France faces more protests as pension vote looms
The center-right government has stood firm through a wave of protests and strikes since the summer.
Paris: The French government sent police to clear access to barricaded fuel depots as trade unions kept up their resistance on Wednesday to an unpopular pension reform due for a final vote in the Senate this week.
Interior Minister Brice Hortefeux said three depots were unblocked overnight as France braced for more public sector strikes and protests against the reform, which would lift the minimum retirement age to 62 from 60.

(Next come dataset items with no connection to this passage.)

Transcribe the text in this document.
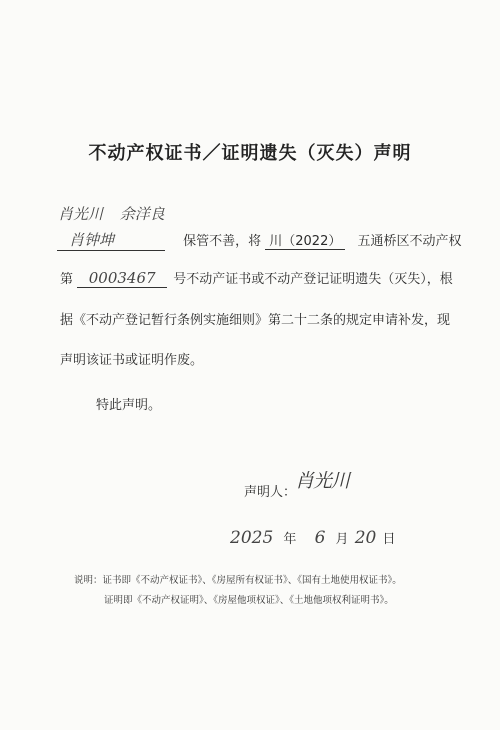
不动产权证书／证明遗失（灭失）声明
肖光川 余洋良
肖钟坤	保管不善，将 川（2022） 五通桥区不动产权
第 0003467 号不动产证书或不动产登记证明遗失（灭失），根
据《不动产登记暂行条例实施细则》第二十二条的规定申请补发，现
声明该证书或证明作废。
特此声明。
声明人：
肖光川
2025 年 6 月 20 日
说明：证书即《不动产权证书》、《房屋所有权证书》、《国有土地使用权证书》。
证明即《不动产权证明》、《房屋他项权证》、《土地他项权利证明书》。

Backed by a majority of French people, unions are trying to force President Nicolas Sarkozy, whose ratings are at rock-bottom 18 months before a presidential election, to retreat on what is being seen as the defining reform of his presidency.

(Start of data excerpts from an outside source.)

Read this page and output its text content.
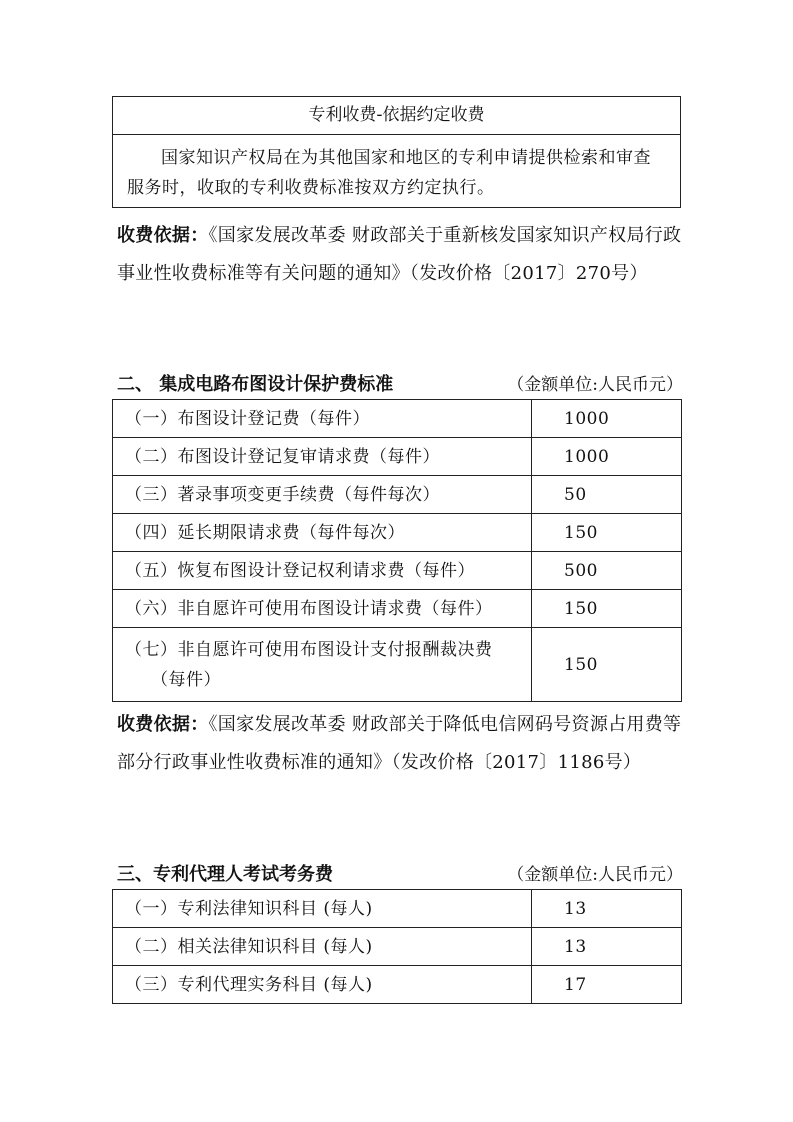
专利收费-依据约定收费
国家知识产权局在为其他国家和地区的专利申请提供检索和审查服务时，收取的专利收费标准按双方约定执行。
收费依据：《国家发展改革委 财政部关于重新核发国家知识产权局行政事业性收费标准等有关问题的通知》（发改价格〔2017〕270号）
二、 集成电路布图设计保护费标准	（金额单位:人民币元）
（一）布图设计登记费（每件）	1000
（二）布图设计登记复审请求费（每件）	1000
（三）著录事项变更手续费（每件每次）	50
（四）延长期限请求费（每件每次）	150
（五）恢复布图设计登记权利请求费（每件）	500
（六）非自愿许可使用布图设计请求费（每件）	150

（七）非自愿许可使用布图设计支付报酬裁决费
（每件）	150
收费依据：《国家发展改革委 财政部关于降低电信网码号资源占用费等部分行政事业性收费标准的通知》（发改价格〔2017〕1186号）
三、专利代理人考试考务费	（金额单位:人民币元）
（一）专利法律知识科目 (每人)	13
（二）相关法律知识科目 (每人)	13
（三）专利代理实务科目 (每人)	17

The center-right government has stood firm through a wave of protests and strikes since the summer which gathered momentum last week with stoppages at oil refineries and blockades of fuel depots that have dried out petrol pumps across the country.
"To demonstrate is one thing, to blockade is another. We will not let the country be blockaded," government spokesman Luc Chatel told RTL radio, explaining Sarkozy`s order to police.
At least a million people demonstrated across France on Tuesday, the sixth such day of national protest since June in what has become the most persistent challenge to economic reforms being enacted across recession-hit Europe.
Sporadic outbreaks of violence flared on the fringes of some marches, notably in the southeastern city of Lyon, raising concerns for the authorities that small groups of people were trying to hijack the predominantly peaceful protests.
Most political analysts expect the reforms to pass into law and for the dissent to fizzle out gradually.
After 24-hour stoppages hit the rail and aviation networks on Tuesday, Wednesday`s industrial action was likely to be less severe but fuel shortages were a major problem.
Unions to fight on
Nearly one in three of the country`s 12,500 petrol stations were dry or running short, forcing the government to tap strategic reserves. Prime Minister Francois Fillion has promised fuel distribution will be back to normal within days.
"For us in the taxi trade, no fuel means no income and that means no food," Jean Gannichia, head of a taxi federation in the southern port city of Marseille, told a television channel.
Marseille has been one of the centers of a protest movement that has strangled oil refineries and fuel distribution depots.
Unions have vowed to continue open-ended strikes on the railways although the SNCF state rail company predicted some services, such as international links, would run near to normal.
In addition to continued strikes at the railways and at the oil refineries, freight truck and delivery van drivers have said they will continue protests that include motorway go-slows.
The national aviation authority expected only limited disruption on Wednesday from industrial action after 30-50 percent of short-haul flights were cancelled on Tuesday.
Albert Doutre, an official in charge of urban security in Lyon, said police reinforcements were being drafted in to raise officer numbers to 800 from 500 after Tuesday`s violence, which he described as "guerrilla warfare."
Some 75 people were arrested after stone-throwing youths torched about 30 vehicles in the city center.